Commentary by Max Einhorn


Rachel McAdams and Cillian Murphy star in Dreamwork’s Red Eye, Copyright 2005.

This creepy Wes Craven flick takes you on a claustrophobic adventure that may keep you from flying for a while.

Lisa Reisert (Rachel McAdams) has just attended her grandmother’s funeral and is taking a Red Eye flight back to Miami, where she lives and works as the manager of an upscale hotel. After learning that her flight has been delayed, Lisa passes the time having a drink with a friendly and charming stranger, the oddly named Jackson Rippner (Cillian Murphy). Once the Red Eye flight is announced and Lisa boards the plane, she finds herself seated next to Mr. Rippner. It hardly comes as a surprise that their initial meeting and subsequent seating arrangement are not by coincidence. However, that is where the predictable ends and the real suspense and terror begin. To tell too many details would be to ruin the story so suffice it to say that Jack Rippner is a pretty nasty piece of work with some scary plans for Lisa and her father (Brian Cox), who also lives in Miami.

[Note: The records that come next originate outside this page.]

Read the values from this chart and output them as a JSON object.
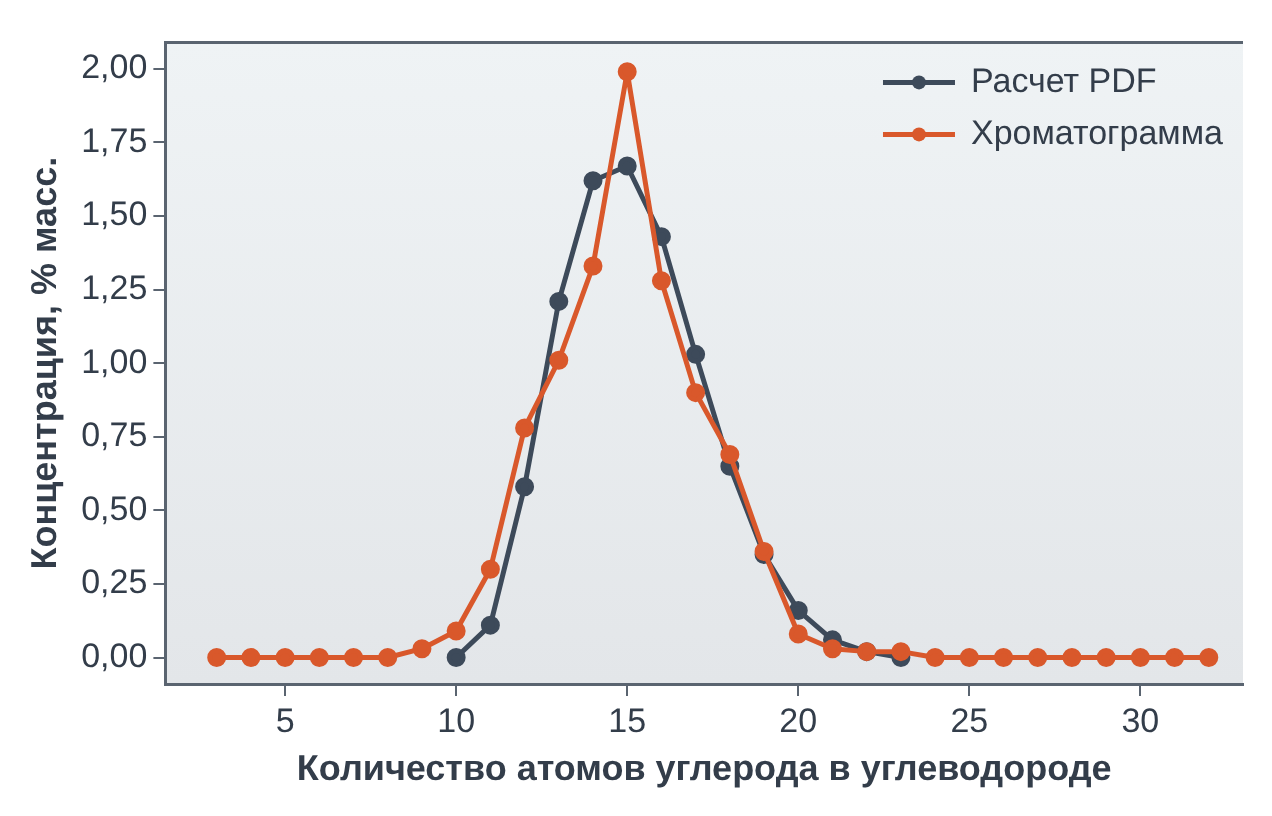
{
  "chart_data": {
    "type": "line",
    "xlabel": "Количество атомов углерода в углеводороде",
    "ylabel": "Концентрация, % масс.",
    "xlim": [
      1.5,
      33
    ],
    "xticks": [
      5,
      10,
      15,
      20,
      25,
      30
    ],
    "ylim": [
      -0.09,
      2.09
    ],
    "yticks": [
      {
        "value": 0,
        "label": "0,00"
      },
      {
        "value": 0.25,
        "label": "0,25"
      },
      {
        "value": 0.5,
        "label": "0,50"
      },
      {
        "value": 0.75,
        "label": "0,75"
      },
      {
        "value": 1,
        "label": "1,00"
      },
      {
        "value": 1.25,
        "label": "1,25"
      },
      {
        "value": 1.5,
        "label": "1,50"
      },
      {
        "value": 1.75,
        "label": "1,75"
      },
      {
        "value": 2,
        "label": "2,00"
      }
    ],
    "grid": false,
    "legend": "top right",
    "marker": "circle",
    "line_style": "solid",
    "series": [
      {
        "name": "Расчет PDF",
        "color": "#3d4a5a",
        "x": [
          10,
          11,
          12,
          13,
          14,
          15,
          16,
          17,
          18,
          19,
          20,
          21,
          22,
          23
        ],
        "values": [
          0,
          0.11,
          0.58,
          1.21,
          1.62,
          1.67,
          1.43,
          1.03,
          0.65,
          0.35,
          0.16,
          0.06,
          0.02,
          0
        ]
      },
      {
        "name": "Хроматограмма",
        "color": "#d9582b",
        "x": [
          3,
          4,
          5,
          6,
          7,
          8,
          9,
          10,
          11,
          12,
          13,
          14,
          15,
          16,
          17,
          18,
          19,
          20,
          21,
          22,
          23,
          24,
          25,
          26,
          27,
          28,
          29,
          30,
          31,
          32
        ],
        "values": [
          0,
          0,
          0,
          0,
          0,
          0,
          0.03,
          0.09,
          0.3,
          0.78,
          1.01,
          1.33,
          1.99,
          1.28,
          0.9,
          0.69,
          0.36,
          0.08,
          0.03,
          0.02,
          0.02,
          0,
          0,
          0,
          0,
          0,
          0,
          0,
          0,
          0
        ]
      }
    ]
  }
}
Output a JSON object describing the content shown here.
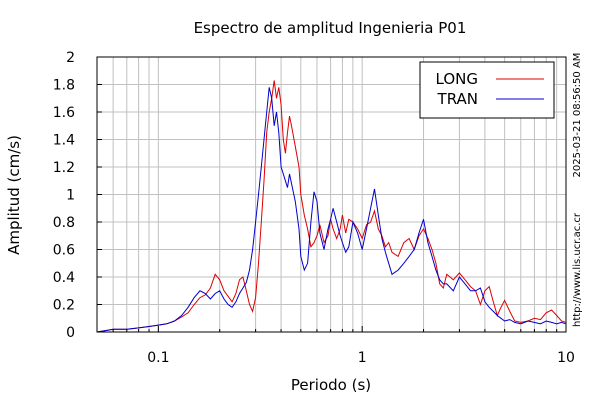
{
  "chart_data": {
    "type": "line",
    "title": "Espectro de amplitud Ingenieria P01",
    "xlabel": "Periodo (s)",
    "ylabel": "Amplitud (cm/s)",
    "xscale": "log",
    "xlim": [
      0.05,
      10
    ],
    "ylim": [
      0,
      2
    ],
    "x_ticks": [
      0.1,
      1,
      10
    ],
    "x_tick_labels": [
      "0.1",
      "1",
      "10"
    ],
    "y_ticks": [
      0,
      0.2,
      0.4,
      0.6,
      0.8,
      1,
      1.2,
      1.4,
      1.6,
      1.8,
      2
    ],
    "y_tick_labels": [
      "0",
      "0.2",
      "0.4",
      "0.6",
      "0.8",
      "1",
      "1.2",
      "1.4",
      "1.6",
      "1.8",
      "2"
    ],
    "grid": true,
    "legend_position": "top-right",
    "side_text_timestamp": "2025-03-21 08:56:50 AM",
    "side_text_url": "http://www.lis.ucr.ac.cr",
    "series": [
      {
        "name": "LONG",
        "color": "#dd0000",
        "points": [
          [
            0.05,
            0.0
          ],
          [
            0.055,
            0.01
          ],
          [
            0.06,
            0.02
          ],
          [
            0.07,
            0.02
          ],
          [
            0.08,
            0.03
          ],
          [
            0.09,
            0.04
          ],
          [
            0.1,
            0.05
          ],
          [
            0.11,
            0.06
          ],
          [
            0.12,
            0.08
          ],
          [
            0.13,
            0.11
          ],
          [
            0.14,
            0.14
          ],
          [
            0.15,
            0.2
          ],
          [
            0.16,
            0.25
          ],
          [
            0.17,
            0.27
          ],
          [
            0.18,
            0.32
          ],
          [
            0.19,
            0.42
          ],
          [
            0.2,
            0.38
          ],
          [
            0.21,
            0.3
          ],
          [
            0.22,
            0.26
          ],
          [
            0.23,
            0.22
          ],
          [
            0.24,
            0.28
          ],
          [
            0.25,
            0.38
          ],
          [
            0.26,
            0.4
          ],
          [
            0.27,
            0.3
          ],
          [
            0.28,
            0.2
          ],
          [
            0.29,
            0.15
          ],
          [
            0.3,
            0.25
          ],
          [
            0.31,
            0.5
          ],
          [
            0.32,
            0.8
          ],
          [
            0.33,
            1.1
          ],
          [
            0.34,
            1.45
          ],
          [
            0.35,
            1.6
          ],
          [
            0.36,
            1.7
          ],
          [
            0.37,
            1.83
          ],
          [
            0.38,
            1.7
          ],
          [
            0.39,
            1.78
          ],
          [
            0.4,
            1.65
          ],
          [
            0.41,
            1.4
          ],
          [
            0.42,
            1.3
          ],
          [
            0.43,
            1.45
          ],
          [
            0.44,
            1.57
          ],
          [
            0.45,
            1.5
          ],
          [
            0.47,
            1.35
          ],
          [
            0.49,
            1.2
          ],
          [
            0.5,
            1.0
          ],
          [
            0.52,
            0.85
          ],
          [
            0.54,
            0.75
          ],
          [
            0.56,
            0.62
          ],
          [
            0.58,
            0.65
          ],
          [
            0.6,
            0.7
          ],
          [
            0.62,
            0.78
          ],
          [
            0.65,
            0.65
          ],
          [
            0.68,
            0.7
          ],
          [
            0.7,
            0.82
          ],
          [
            0.72,
            0.75
          ],
          [
            0.75,
            0.68
          ],
          [
            0.78,
            0.75
          ],
          [
            0.8,
            0.85
          ],
          [
            0.83,
            0.72
          ],
          [
            0.86,
            0.82
          ],
          [
            0.9,
            0.8
          ],
          [
            0.95,
            0.75
          ],
          [
            1.0,
            0.68
          ],
          [
            1.05,
            0.78
          ],
          [
            1.1,
            0.8
          ],
          [
            1.15,
            0.88
          ],
          [
            1.2,
            0.75
          ],
          [
            1.25,
            0.7
          ],
          [
            1.3,
            0.62
          ],
          [
            1.35,
            0.65
          ],
          [
            1.4,
            0.58
          ],
          [
            1.5,
            0.55
          ],
          [
            1.6,
            0.65
          ],
          [
            1.7,
            0.68
          ],
          [
            1.8,
            0.6
          ],
          [
            1.9,
            0.7
          ],
          [
            2.0,
            0.75
          ],
          [
            2.1,
            0.68
          ],
          [
            2.2,
            0.6
          ],
          [
            2.3,
            0.5
          ],
          [
            2.4,
            0.35
          ],
          [
            2.5,
            0.32
          ],
          [
            2.6,
            0.42
          ],
          [
            2.8,
            0.38
          ],
          [
            3.0,
            0.43
          ],
          [
            3.2,
            0.38
          ],
          [
            3.4,
            0.33
          ],
          [
            3.6,
            0.3
          ],
          [
            3.8,
            0.2
          ],
          [
            4.0,
            0.3
          ],
          [
            4.2,
            0.33
          ],
          [
            4.4,
            0.22
          ],
          [
            4.6,
            0.12
          ],
          [
            4.8,
            0.18
          ],
          [
            5.0,
            0.23
          ],
          [
            5.3,
            0.15
          ],
          [
            5.6,
            0.08
          ],
          [
            6.0,
            0.07
          ],
          [
            6.5,
            0.08
          ],
          [
            7.0,
            0.1
          ],
          [
            7.5,
            0.09
          ],
          [
            8.0,
            0.14
          ],
          [
            8.5,
            0.16
          ],
          [
            9.0,
            0.12
          ],
          [
            9.5,
            0.08
          ],
          [
            10.0,
            0.07
          ]
        ]
      },
      {
        "name": "TRAN",
        "color": "#0000cc",
        "points": [
          [
            0.05,
            0.0
          ],
          [
            0.055,
            0.01
          ],
          [
            0.06,
            0.02
          ],
          [
            0.07,
            0.02
          ],
          [
            0.08,
            0.03
          ],
          [
            0.09,
            0.04
          ],
          [
            0.1,
            0.05
          ],
          [
            0.11,
            0.06
          ],
          [
            0.12,
            0.08
          ],
          [
            0.13,
            0.12
          ],
          [
            0.14,
            0.18
          ],
          [
            0.15,
            0.25
          ],
          [
            0.16,
            0.3
          ],
          [
            0.17,
            0.28
          ],
          [
            0.18,
            0.24
          ],
          [
            0.19,
            0.28
          ],
          [
            0.2,
            0.3
          ],
          [
            0.21,
            0.24
          ],
          [
            0.22,
            0.2
          ],
          [
            0.23,
            0.18
          ],
          [
            0.24,
            0.22
          ],
          [
            0.25,
            0.28
          ],
          [
            0.26,
            0.32
          ],
          [
            0.27,
            0.36
          ],
          [
            0.28,
            0.45
          ],
          [
            0.29,
            0.6
          ],
          [
            0.3,
            0.8
          ],
          [
            0.31,
            1.0
          ],
          [
            0.32,
            1.2
          ],
          [
            0.33,
            1.4
          ],
          [
            0.34,
            1.6
          ],
          [
            0.35,
            1.78
          ],
          [
            0.36,
            1.7
          ],
          [
            0.37,
            1.5
          ],
          [
            0.38,
            1.6
          ],
          [
            0.39,
            1.45
          ],
          [
            0.4,
            1.2
          ],
          [
            0.41,
            1.15
          ],
          [
            0.42,
            1.1
          ],
          [
            0.43,
            1.05
          ],
          [
            0.44,
            1.15
          ],
          [
            0.45,
            1.08
          ],
          [
            0.47,
            0.95
          ],
          [
            0.49,
            0.75
          ],
          [
            0.5,
            0.55
          ],
          [
            0.52,
            0.45
          ],
          [
            0.54,
            0.5
          ],
          [
            0.56,
            0.8
          ],
          [
            0.58,
            1.02
          ],
          [
            0.6,
            0.95
          ],
          [
            0.62,
            0.72
          ],
          [
            0.65,
            0.6
          ],
          [
            0.68,
            0.75
          ],
          [
            0.7,
            0.82
          ],
          [
            0.72,
            0.9
          ],
          [
            0.75,
            0.8
          ],
          [
            0.78,
            0.7
          ],
          [
            0.8,
            0.65
          ],
          [
            0.83,
            0.58
          ],
          [
            0.86,
            0.62
          ],
          [
            0.9,
            0.8
          ],
          [
            0.95,
            0.72
          ],
          [
            1.0,
            0.6
          ],
          [
            1.05,
            0.75
          ],
          [
            1.1,
            0.9
          ],
          [
            1.15,
            1.04
          ],
          [
            1.2,
            0.85
          ],
          [
            1.25,
            0.68
          ],
          [
            1.3,
            0.58
          ],
          [
            1.35,
            0.5
          ],
          [
            1.4,
            0.42
          ],
          [
            1.5,
            0.45
          ],
          [
            1.6,
            0.5
          ],
          [
            1.7,
            0.55
          ],
          [
            1.8,
            0.6
          ],
          [
            1.9,
            0.72
          ],
          [
            2.0,
            0.82
          ],
          [
            2.1,
            0.65
          ],
          [
            2.2,
            0.55
          ],
          [
            2.3,
            0.45
          ],
          [
            2.4,
            0.38
          ],
          [
            2.5,
            0.35
          ],
          [
            2.6,
            0.35
          ],
          [
            2.8,
            0.3
          ],
          [
            3.0,
            0.4
          ],
          [
            3.2,
            0.35
          ],
          [
            3.4,
            0.3
          ],
          [
            3.6,
            0.3
          ],
          [
            3.8,
            0.32
          ],
          [
            4.0,
            0.22
          ],
          [
            4.2,
            0.18
          ],
          [
            4.4,
            0.15
          ],
          [
            4.6,
            0.12
          ],
          [
            4.8,
            0.1
          ],
          [
            5.0,
            0.08
          ],
          [
            5.3,
            0.09
          ],
          [
            5.6,
            0.07
          ],
          [
            6.0,
            0.06
          ],
          [
            6.5,
            0.08
          ],
          [
            7.0,
            0.07
          ],
          [
            7.5,
            0.06
          ],
          [
            8.0,
            0.08
          ],
          [
            8.5,
            0.07
          ],
          [
            9.0,
            0.06
          ],
          [
            9.5,
            0.07
          ],
          [
            10.0,
            0.06
          ]
        ]
      }
    ]
  }
}
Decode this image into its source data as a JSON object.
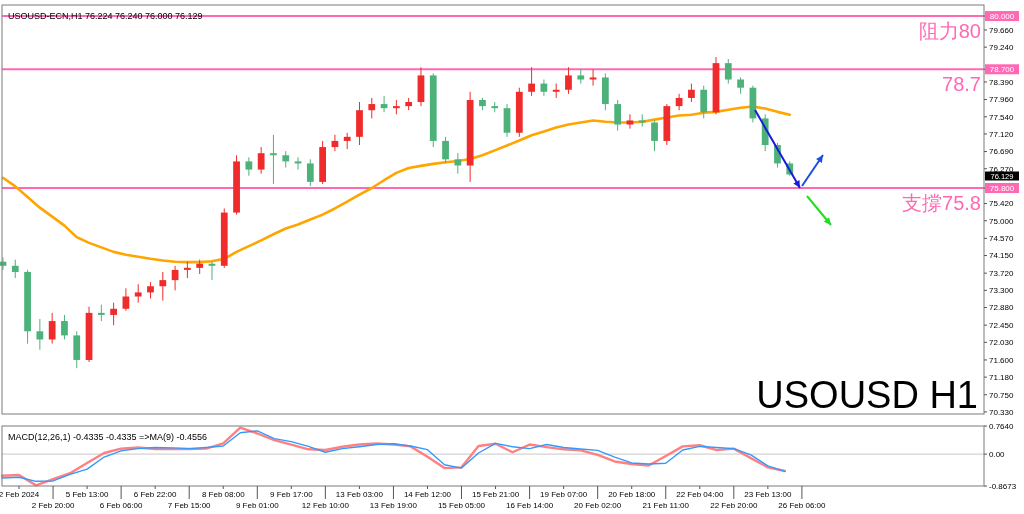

The film uses many of the true horrors of flying – lost luggage, delayed flights, turbulence, and crowded conditions – to set the scene for the kind of horrors most of us will (thankfully) never encounter. This movie in no typical Wes Craven nightmare with monstors hiding in the closet. Instead it is a tightly wound ninety minute thriller in which the villain is in your face, in your head and in the seat next to you!

Rachel McAdams and Cillian Murphy are outstanding. McAdams’ character may be one of the most realistic and resilient horror movie heroines of all time and Murphy is as sinister and evil as they come. Jack Rippner is no Freddy Kruger – Freddy may be the stuff of nightmares but Jack may just be your scariest dream come true. Thanks to a chilling performance by Murphy and masterly direction by craven, Red Eye is definitely one of the best thrillers I have ever seen.

Rated PG-13 for intense sequences of violence and language. Running Time 85 minutes.